Imagine if a financial services company tracked your Facebook feed and made decisions about what kind of products it would offer you and at what rate—all based on the kind of language you used online and the kind of pictures you posted.
That’s exactly the situation we’ve found ourselves in over the past few years. Here’s a look at who is tracking what…
Read more: #1 secret to get a satisfactory resolution to your auto insurance claim
Insurers
When you’re in a fender bender, what’s the one thing you shouldn’t do post-accident? Not surprisingly, it involves social media! According to the blog NextAdvisor, insurance adjusters investigating your claim are going to be all over social media and the search engines to develop a digital dossier on you.
You may have heard about this with people who were faking long-term disability and then got caught because pictures of them doing crazy athletic things surface online. Now it’s come to auto insurance.
Sometimes the result is great as fraud rings are busted when adjusters see the victim and the supposed guilty party being good buddies on social media. What you post on social media will be used against you in any claim or court case!
Meanwhile, Edmunds.com says that insurers are now trying to build a dossier of what kind of driver you are based on videos and pictures they find on your social media profiles when you file a claim.
If you show a photo of yourself at a bar parking lot, they’ll cast aspersions and try to say that you may have been tipsy because you like going to bars. Insurers don’t want to pay, right? So they want to be extremely aggressive with the reviews.
There’s a new report out about a British insurer that wants to monitor your Facebook page to help set your premiums. It’s likely Facebook will push back on this initiative because it’s in direct violation of the social media giant’s own rules.
But the criteria the U.K. insurer says it’s looking at is sure to raise a few eyebrows. Among the metrics they’re analyzing are the use of exclamation points in your posts and even the sentence structure.
According to reports, people who use a lot of exclamation points could be bad drivers, while those who have short and concise sentences are more likely to be good drivers!
Landlords
For years, we’ve heard about landlords who reportedly check out would-be tenants on their Facebook pages, according to The Chicago Tribune.
Facebook and social media have come up again and again with reports of people losing job offers or having their college applications declined based on what’s on their Facebook page.
The reality is people can use social media to make judgments that draw a wider picture than just a transcript, resume, application or interview alone. Simply put, people can use social media as way to say ‘yes’ or ‘no’ to you.
If a landlord sees somebody partying it up big time, they may not rent to that person. The pictures you have on your account can create an image of you that’s not necessarily flattering for somebody looking to do business with you.
Now, there is a real legal issue here: Landlords are opening themselves up to potential lawsuits over various Fair Housing laws and discrimination issues if they engage in this practice. Because if you as a landlord go look at the Facebook page of a potential tenant, you know a lot more about them than by law you’re supposed to know.

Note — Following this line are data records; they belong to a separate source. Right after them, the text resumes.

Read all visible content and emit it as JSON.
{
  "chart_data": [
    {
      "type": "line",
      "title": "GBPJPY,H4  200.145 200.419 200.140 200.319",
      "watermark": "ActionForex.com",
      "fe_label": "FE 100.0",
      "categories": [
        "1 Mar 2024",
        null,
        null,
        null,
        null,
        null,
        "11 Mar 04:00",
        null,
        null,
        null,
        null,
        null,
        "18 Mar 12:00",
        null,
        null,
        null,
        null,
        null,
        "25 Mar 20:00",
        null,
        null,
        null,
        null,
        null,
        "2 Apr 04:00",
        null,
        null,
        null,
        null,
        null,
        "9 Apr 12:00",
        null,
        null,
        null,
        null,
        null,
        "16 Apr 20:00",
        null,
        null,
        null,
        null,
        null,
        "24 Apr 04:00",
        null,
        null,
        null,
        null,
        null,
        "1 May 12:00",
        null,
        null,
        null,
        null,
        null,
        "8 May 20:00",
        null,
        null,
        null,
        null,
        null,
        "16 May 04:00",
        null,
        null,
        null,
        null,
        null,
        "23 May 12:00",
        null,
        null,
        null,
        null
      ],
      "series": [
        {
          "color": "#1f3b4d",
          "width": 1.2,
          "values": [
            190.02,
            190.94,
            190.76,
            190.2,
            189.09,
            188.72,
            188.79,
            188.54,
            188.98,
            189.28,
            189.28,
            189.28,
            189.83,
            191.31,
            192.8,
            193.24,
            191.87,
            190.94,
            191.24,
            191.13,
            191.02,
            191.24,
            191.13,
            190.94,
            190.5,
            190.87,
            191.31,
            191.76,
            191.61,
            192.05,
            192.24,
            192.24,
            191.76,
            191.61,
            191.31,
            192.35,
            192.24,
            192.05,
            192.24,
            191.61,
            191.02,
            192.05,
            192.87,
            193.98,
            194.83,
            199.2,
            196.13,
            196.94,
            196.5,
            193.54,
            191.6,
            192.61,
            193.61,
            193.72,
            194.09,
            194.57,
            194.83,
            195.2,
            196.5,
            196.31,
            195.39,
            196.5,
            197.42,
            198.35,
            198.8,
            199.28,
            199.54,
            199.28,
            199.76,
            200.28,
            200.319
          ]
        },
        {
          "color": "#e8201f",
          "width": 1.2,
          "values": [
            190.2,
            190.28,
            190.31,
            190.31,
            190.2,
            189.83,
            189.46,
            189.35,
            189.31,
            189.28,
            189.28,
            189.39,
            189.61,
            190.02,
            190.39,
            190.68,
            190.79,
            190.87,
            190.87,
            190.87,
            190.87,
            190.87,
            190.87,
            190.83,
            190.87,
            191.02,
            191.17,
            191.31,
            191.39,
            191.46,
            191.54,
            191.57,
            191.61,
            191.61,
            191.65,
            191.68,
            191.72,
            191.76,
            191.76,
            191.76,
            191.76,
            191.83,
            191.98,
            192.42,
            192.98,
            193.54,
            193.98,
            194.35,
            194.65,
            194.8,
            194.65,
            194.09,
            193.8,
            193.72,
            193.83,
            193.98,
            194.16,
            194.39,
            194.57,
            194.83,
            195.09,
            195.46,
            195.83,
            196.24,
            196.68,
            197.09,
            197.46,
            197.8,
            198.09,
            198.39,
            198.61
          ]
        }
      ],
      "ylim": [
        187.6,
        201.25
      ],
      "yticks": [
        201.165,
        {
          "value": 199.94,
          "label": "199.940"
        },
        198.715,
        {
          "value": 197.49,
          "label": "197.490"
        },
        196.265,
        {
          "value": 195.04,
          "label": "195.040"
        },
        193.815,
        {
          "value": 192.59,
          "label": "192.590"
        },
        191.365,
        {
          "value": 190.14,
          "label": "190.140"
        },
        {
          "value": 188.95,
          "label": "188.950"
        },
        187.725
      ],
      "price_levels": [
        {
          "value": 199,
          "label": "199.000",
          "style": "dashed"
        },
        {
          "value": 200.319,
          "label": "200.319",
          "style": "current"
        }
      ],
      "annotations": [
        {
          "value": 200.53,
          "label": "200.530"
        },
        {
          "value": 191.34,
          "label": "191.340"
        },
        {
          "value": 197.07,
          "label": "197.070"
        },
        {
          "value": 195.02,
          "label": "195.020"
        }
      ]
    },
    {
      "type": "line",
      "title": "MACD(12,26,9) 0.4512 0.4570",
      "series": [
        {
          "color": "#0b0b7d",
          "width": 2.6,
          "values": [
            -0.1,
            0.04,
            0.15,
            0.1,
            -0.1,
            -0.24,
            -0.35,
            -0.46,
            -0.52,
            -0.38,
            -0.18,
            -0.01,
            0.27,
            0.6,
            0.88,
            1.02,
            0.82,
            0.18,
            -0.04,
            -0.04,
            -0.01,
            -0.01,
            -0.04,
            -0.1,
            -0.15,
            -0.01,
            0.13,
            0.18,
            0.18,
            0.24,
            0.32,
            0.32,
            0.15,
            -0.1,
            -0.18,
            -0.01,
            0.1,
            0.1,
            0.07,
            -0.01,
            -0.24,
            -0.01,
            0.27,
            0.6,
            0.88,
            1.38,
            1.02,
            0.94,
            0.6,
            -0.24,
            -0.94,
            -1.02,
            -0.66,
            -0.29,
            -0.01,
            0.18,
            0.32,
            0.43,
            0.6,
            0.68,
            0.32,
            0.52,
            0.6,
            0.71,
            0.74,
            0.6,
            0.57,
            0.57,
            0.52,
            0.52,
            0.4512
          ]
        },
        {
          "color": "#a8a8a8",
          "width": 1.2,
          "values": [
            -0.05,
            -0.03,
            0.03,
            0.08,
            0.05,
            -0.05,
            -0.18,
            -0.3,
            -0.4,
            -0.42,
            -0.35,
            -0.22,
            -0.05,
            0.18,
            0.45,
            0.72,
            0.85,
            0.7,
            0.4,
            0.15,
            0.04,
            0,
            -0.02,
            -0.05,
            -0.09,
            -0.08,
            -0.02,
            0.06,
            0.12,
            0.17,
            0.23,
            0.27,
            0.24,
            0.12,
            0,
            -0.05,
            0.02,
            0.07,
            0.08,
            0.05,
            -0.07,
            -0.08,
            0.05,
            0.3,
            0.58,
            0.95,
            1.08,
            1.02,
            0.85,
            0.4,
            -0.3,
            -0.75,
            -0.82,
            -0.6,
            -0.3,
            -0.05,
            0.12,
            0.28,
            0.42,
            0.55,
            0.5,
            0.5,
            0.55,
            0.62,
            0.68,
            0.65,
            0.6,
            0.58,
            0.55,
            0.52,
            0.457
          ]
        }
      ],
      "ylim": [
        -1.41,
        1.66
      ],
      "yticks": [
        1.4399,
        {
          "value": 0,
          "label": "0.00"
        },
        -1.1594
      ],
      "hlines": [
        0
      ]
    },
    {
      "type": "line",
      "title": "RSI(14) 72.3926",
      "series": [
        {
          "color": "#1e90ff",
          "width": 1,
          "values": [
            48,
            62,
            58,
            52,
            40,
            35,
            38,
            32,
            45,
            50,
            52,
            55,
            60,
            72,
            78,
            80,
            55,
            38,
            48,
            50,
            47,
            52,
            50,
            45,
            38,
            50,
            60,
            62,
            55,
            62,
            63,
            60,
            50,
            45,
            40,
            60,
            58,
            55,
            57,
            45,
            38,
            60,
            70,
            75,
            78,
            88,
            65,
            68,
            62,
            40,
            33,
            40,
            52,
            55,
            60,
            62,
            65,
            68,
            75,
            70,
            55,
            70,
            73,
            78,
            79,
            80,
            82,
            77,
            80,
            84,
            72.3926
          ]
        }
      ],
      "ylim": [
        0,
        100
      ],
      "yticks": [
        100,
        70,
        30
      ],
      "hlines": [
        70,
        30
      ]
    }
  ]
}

Landlords are not telling tenants that what they saw on your Facebook page is preventing them from renting to you, but behind the curtain that is potentially what’s going on.
The thing you need to know is that in so many ways, what is posted by you and about you can come back to help you or hurt you. Your reputation follows you in ways it never did before the era of Facebook.
Conclusion
The best advice is Clark’s longstanding rule: Never post anything on social media you wouldn’t want your grandmother to see!